There is perhaps a theological truth hidden in the shrinking lifespans of the Old Testament. The scriptures link sin and death. Adam and Eve were warned that the day they ate of the forbidden fruit of the Tree of the Knowledge of Good and Evil, they would die (Gen 2:17). But they did not drop dead immediately, and though they died spiritually in an instant, the clock of death for their bodies wound down much later. As the chart above shows, as sin increased, lifespans dropped precipitously, especially after the flood.
Prior to the flood, lifespans remained in the vicinity of 900 years, but right afterward they dropped by about a third (Noah and Shem only lived to 600), and then the numbers plummeted even further. Neither Abraham nor Moses even reached 200, and by the time of King David, he would write, Our years are seventy, or eighty for those who are strong (Ps 90:10).
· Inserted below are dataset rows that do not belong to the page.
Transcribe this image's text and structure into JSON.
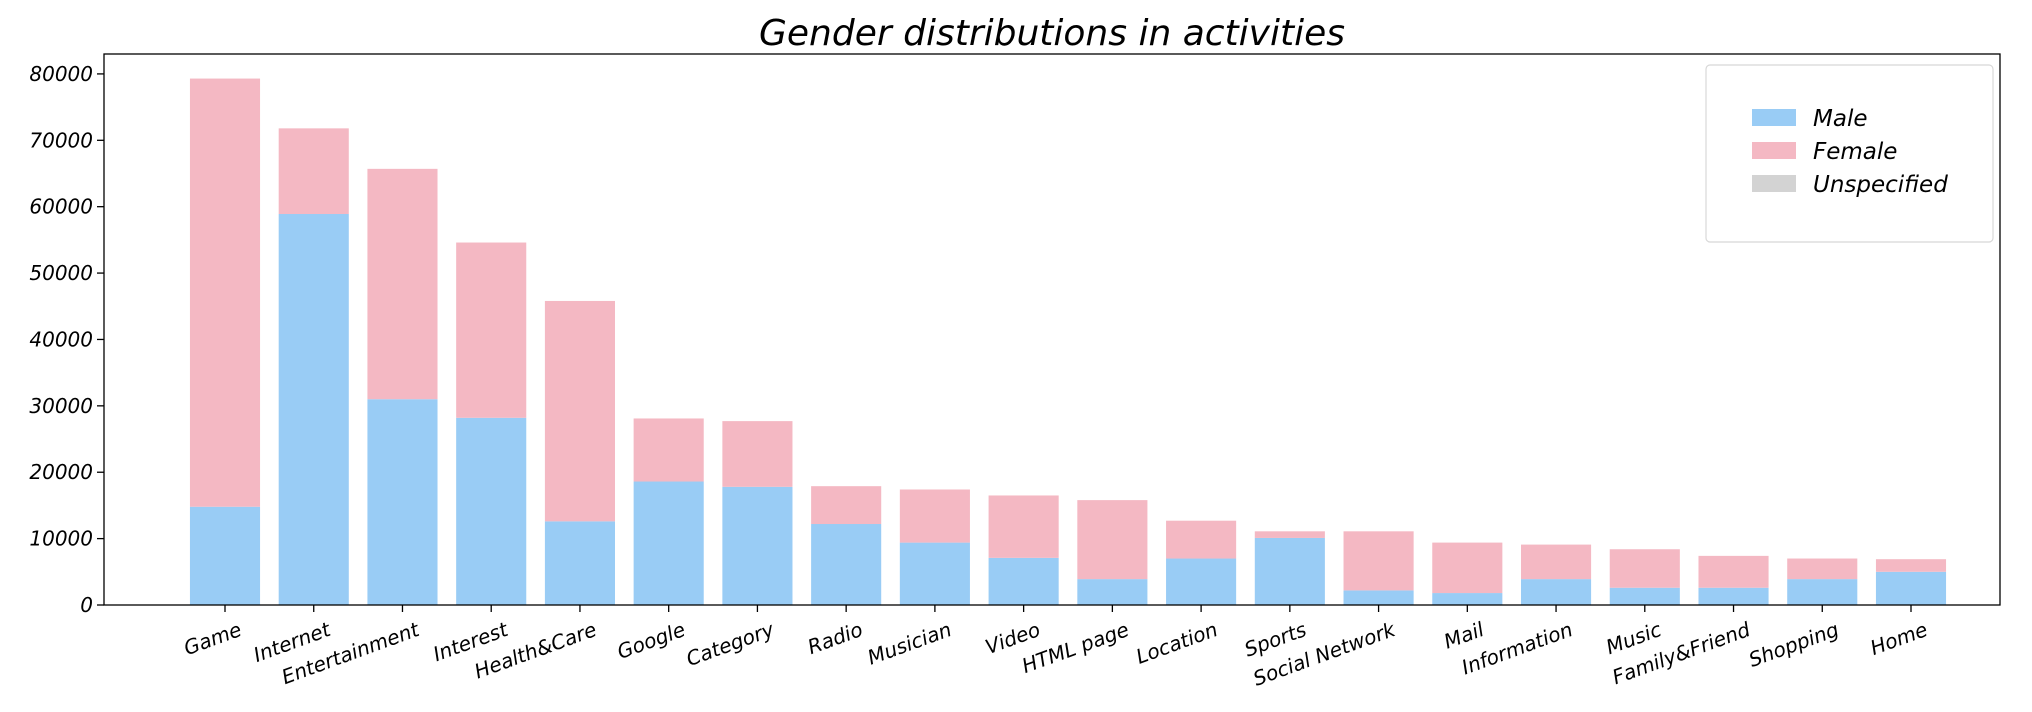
{
  "chart_data": {
    "type": "bar",
    "stacked": true,
    "title": "Gender distributions in activities",
    "xlabel": "",
    "ylabel": "",
    "ylim": [
      0,
      83000
    ],
    "yticks": [
      0,
      10000,
      20000,
      30000,
      40000,
      50000,
      60000,
      70000,
      80000
    ],
    "grid": false,
    "legend_position": "top-right",
    "categories": [
      "Game",
      "Internet",
      "Entertainment",
      "Interest",
      "Health&Care",
      "Google",
      "Category",
      "Radio",
      "Musician",
      "Video",
      "HTML page",
      "Location",
      "Sports",
      "Social Network",
      "Mail",
      "Information",
      "Music",
      "Family&Friend",
      "Shopping",
      "Home"
    ],
    "series": [
      {
        "name": "Male",
        "color": "#99ccf5",
        "values": [
          14800,
          58900,
          31000,
          28200,
          12600,
          18600,
          17800,
          12200,
          9400,
          7100,
          3900,
          7000,
          10100,
          2200,
          1800,
          3900,
          2600,
          2600,
          3900,
          5000
        ]
      },
      {
        "name": "Female",
        "color": "#f4b8c3",
        "values": [
          64500,
          12900,
          34700,
          26400,
          33200,
          9500,
          9900,
          5700,
          8000,
          9400,
          11900,
          5700,
          1000,
          8900,
          7600,
          5200,
          5800,
          4800,
          3100,
          1900
        ]
      },
      {
        "name": "Unspecified",
        "color": "#d3d3d3",
        "values": [
          0,
          0,
          0,
          0,
          0,
          0,
          0,
          0,
          0,
          0,
          0,
          0,
          0,
          0,
          0,
          0,
          0,
          0,
          0,
          0
        ]
      }
    ]
  }
}
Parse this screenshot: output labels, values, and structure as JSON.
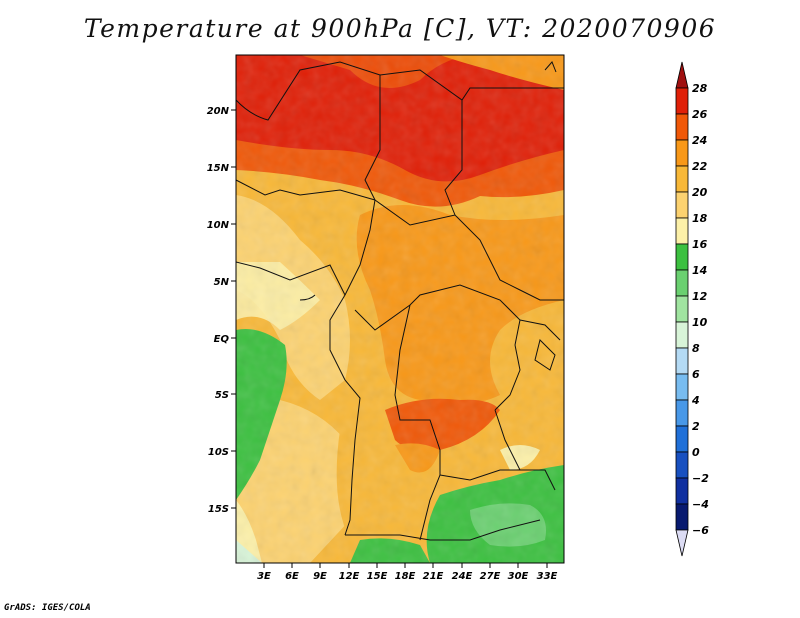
{
  "title": "Temperature at 900hPa [C], VT: 2020070906",
  "footer": "GrADS: IGES/COLA",
  "map": {
    "lat_labels": [
      "20N",
      "15N",
      "10N",
      "5N",
      "EQ",
      "5S",
      "10S",
      "15S"
    ],
    "lon_labels": [
      "3E",
      "6E",
      "9E",
      "12E",
      "15E",
      "18E",
      "21E",
      "24E",
      "27E",
      "30E",
      "33E"
    ]
  },
  "colorbar": {
    "labels": [
      "28",
      "26",
      "24",
      "22",
      "20",
      "18",
      "16",
      "14",
      "12",
      "10",
      "8",
      "6",
      "4",
      "2",
      "0",
      "−2",
      "−4",
      "−6"
    ],
    "colors": [
      "#a01010",
      "#e02008",
      "#f05808",
      "#f89818",
      "#f8b838",
      "#fcd270",
      "#fcf0a8",
      "#3cc040",
      "#6ad070",
      "#a0e4a0",
      "#d8f4d8",
      "#b4daf4",
      "#78bcf0",
      "#4898e8",
      "#2070d8",
      "#1850c0",
      "#1030a0",
      "#081a70",
      "#dcdcf4"
    ]
  }
}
Scripture says, For the wages of sin is death (Rom 6:23). Indeed they are, especially in terms of lifespan. And perhaps that is why I am not too anxious to try to disprove the long lifespans of the patriarchs. For what we know theologically is borne out in our human experience: sin is life-destroying. And this truth is surely writ large in the declining lifespan of the human family.
Does this prove that Adam actually lived to be more than 900 years old? No. It only shows that declining lifespans are something we fittingly discover in a world of sin. Since God teaches that sin brings death, why should we be shocked that our lifespan has decreased from 900 to 85 years? It is what it is. It’s a sad truth that God warned us about. Thanks be to God our Father who in Jesus now offers us eternal life, if we will have faith and obey His Son!
So how or even whether the patriarchs lived past 900 is not clear. But what is theologically clear is that we don’t live that long today because of the collective effect of sin upon us.